Formal equality measures have not equated into substantive equality and the male figure in a household is more often the individual who works, while some women stay at home, managing the household and carrying out the vital role of rearing the children on a day to day basis.  There is no doubt that this division of labour between a couple should be looked upon on equal terms, however viewing these tasks as the definition of good parenting is not ideal, since it is the person who earns an income who ensures that the food is there to be prepared and eaten, that there is hot water to wash the children, clothes to dress them in and insurance to pay their medical bills.  The only way to adapt this aspect of the “best interests” standard is to ensure that there are more women in the workplace, on an equal power with men.  However since it does not appear that this situation will prevail anytime soon, Family Law must deal with the unequal reality that it faces at the present time.

These arguments relating to custody do not mean to illustrate that gender discrimination does not occur against women in Family Law.  The favoured position means many employers will inevitably assume that if a female employee with children divorces, her productivity will be reduced, while divorced male employee’s will not be affected or their productivity may even increase as all they need to dedicate is the odd Sunday with a trip to the zoo or swimming pool.

As well as this, what happens when mothers actually don’t wish for the maternal presumption to go in their favour?  Societal norms and legal patterns which have pursued in recent times impel many divorcing women to fight for custody when they do not really want it.
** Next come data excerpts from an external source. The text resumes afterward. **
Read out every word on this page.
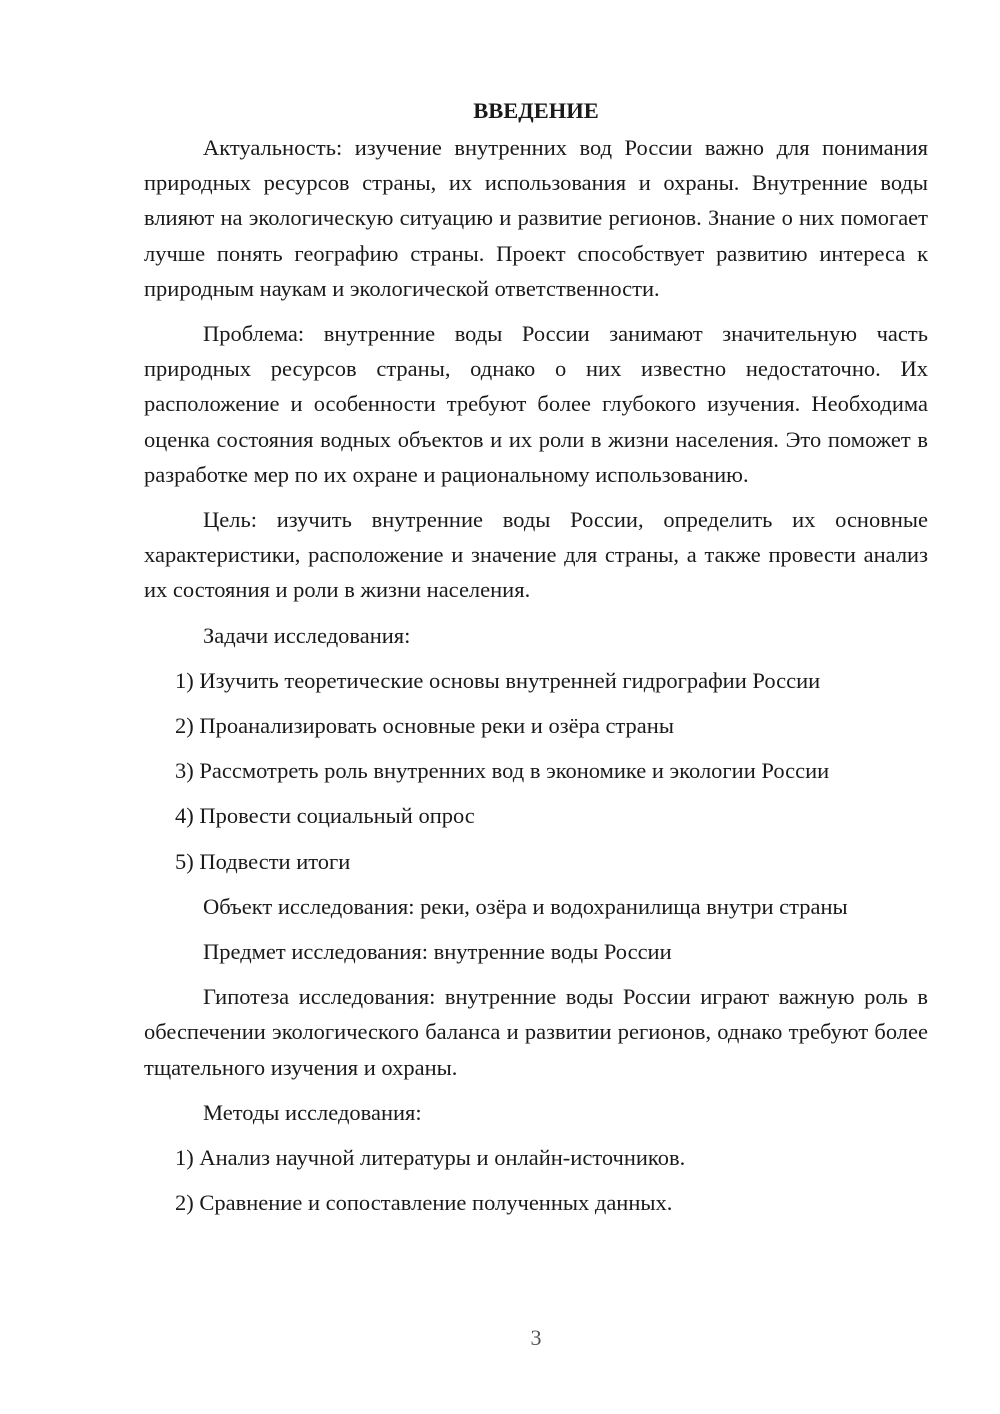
ВВЕДЕНИЕ
Актуальность: изучение внутренних вод России важно для понимания природных ресурсов страны, их использования и охраны. Внутренние воды влияют на экологическую ситуацию и развитие регионов. Знание о них помогает лучше понять географию страны. Проект способствует развитию интереса к природным наукам и экологической ответственности.
Проблема: внутренние воды России занимают значительную часть природных ресурсов страны, однако о них известно недостаточно. Их расположение и особенности требуют более глубокого изучения. Необходима оценка состояния водных объектов и их роли в жизни населения. Это поможет в разработке мер по их охране и рациональному использованию.
Цель: изучить внутренние воды России, определить их основные характеристики, расположение и значение для страны, а также провести анализ их состояния и роли в жизни населения.
Задачи исследования:
1) Изучить теоретические основы внутренней гидрографии России
2) Проанализировать основные реки и озёра страны
3) Рассмотреть роль внутренних вод в экономике и экологии России
4) Провести социальный опрос
5) Подвести итоги
Объект исследования: реки, озёра и водохранилища внутри страны
Предмет исследования: внутренние воды России
Гипотеза исследования: внутренние воды России играют важную роль в обеспечении экологического баланса и развитии регионов, однако требуют более тщательного изучения и охраны.
Методы исследования:
1) Анализ научной литературы и онлайн-источников.
2) Сравнение и сопоставление полученных данных.
3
Rather than face the social stigma and suspicion especially reserved for non-custodial mothers, many women seek what some might describe as the economic and emotional burden of single-parenthood even though the father may be able to bear them more easily.  The maternal presumption in divorce proceedings is anathema to most feminists.  The legal presumption that children belong with their mothers absent maternal unfitness reinforces the enduring stereotype of women as instinctive child rearers, inherently unsuited for worldly pursuits.
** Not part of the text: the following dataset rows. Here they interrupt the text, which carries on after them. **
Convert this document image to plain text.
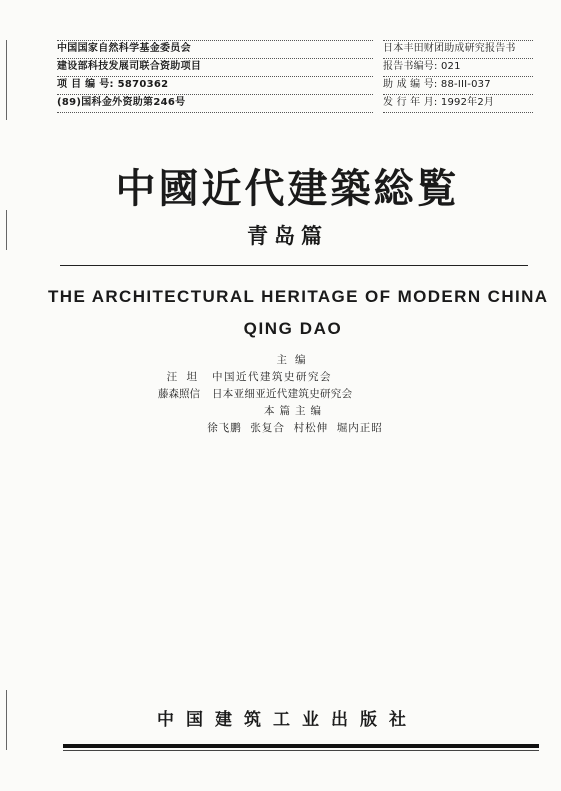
中国国家自然科学基金委员会
建设部科技发展司联合资助项目
项 目 编 号: 5870362
(89)国科金外资助第246号
日本丰田财团助成研究报告书
报告书编号: 021
助 成 编 号: 88-III-037
发 行 年 月: 1992年2月
中國近代建築総覧
青岛篇
THE ARCHITECTURAL HERITAGE OF MODERN CHINA
QING DAO
主编
汪 坦 中国近代建筑史研究会
藤森照信 日本亚细亚近代建筑史研究会
本篇主编
徐飞鹏  张复合  村松伸  堀内正昭
中国建筑工业出版社
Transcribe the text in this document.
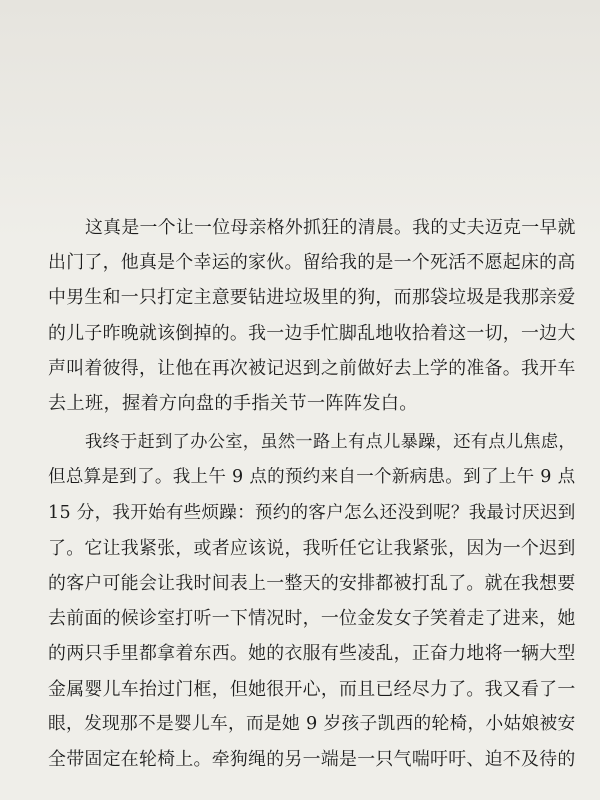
这真是一个让一位母亲格外抓狂的清晨。我的丈夫迈克一早就
出门了，他真是个幸运的家伙。留给我的是一个死活不愿起床的高
中男生和一只打定主意要钻进垃圾里的狗，而那袋垃圾是我那亲爱
的儿子昨晚就该倒掉的。我一边手忙脚乱地收拾着这一切，一边大
声叫着彼得，让他在再次被记迟到之前做好去上学的准备。我开车
去上班，握着方向盘的手指关节一阵阵发白。
我终于赶到了办公室，虽然一路上有点儿暴躁，还有点儿焦虑，
但总算是到了。我上午 9 点的预约来自一个新病患。到了上午 9 点
15 分，我开始有些烦躁：预约的客户怎么还没到呢？我最讨厌迟到
了。它让我紧张，或者应该说，我听任它让我紧张，因为一个迟到
的客户可能会让我时间表上一整天的安排都被打乱了。就在我想要
去前面的候诊室打听一下情况时，一位金发女子笑着走了进来，她
的两只手里都拿着东西。她的衣服有些凌乱，正奋力地将一辆大型
金属婴儿车抬过门框，但她很开心，而且已经尽力了。我又看了一
眼，发现那不是婴儿车，而是她 9 岁孩子凯西的轮椅，小姑娘被安
全带固定在轮椅上。牵狗绳的另一端是一只气喘吁吁、迫不及待的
I am the first person to call for equal opportunities and female empowerment, from the public sphere, for example in the office to out on the street and right through to the private sphere within the cocoon that is the family home.  My assertions are not meant to undermine the struggle the women’s legal movement has gone through and continues to go through to make gender equality a reality.  However many of those who have called for a change in the status quo have been willing to reap the benefits that have come from the protest against male domination but when asked to make concessions in the areas in which they clearly have power many females have not been willing to do so.  The Law in theory and in practice must now transform to facilitate changing norms from same-sex marriage to women’s equality in the workplace but men must also now be able to walk through the doors of the Family Courts on an equal footing with women.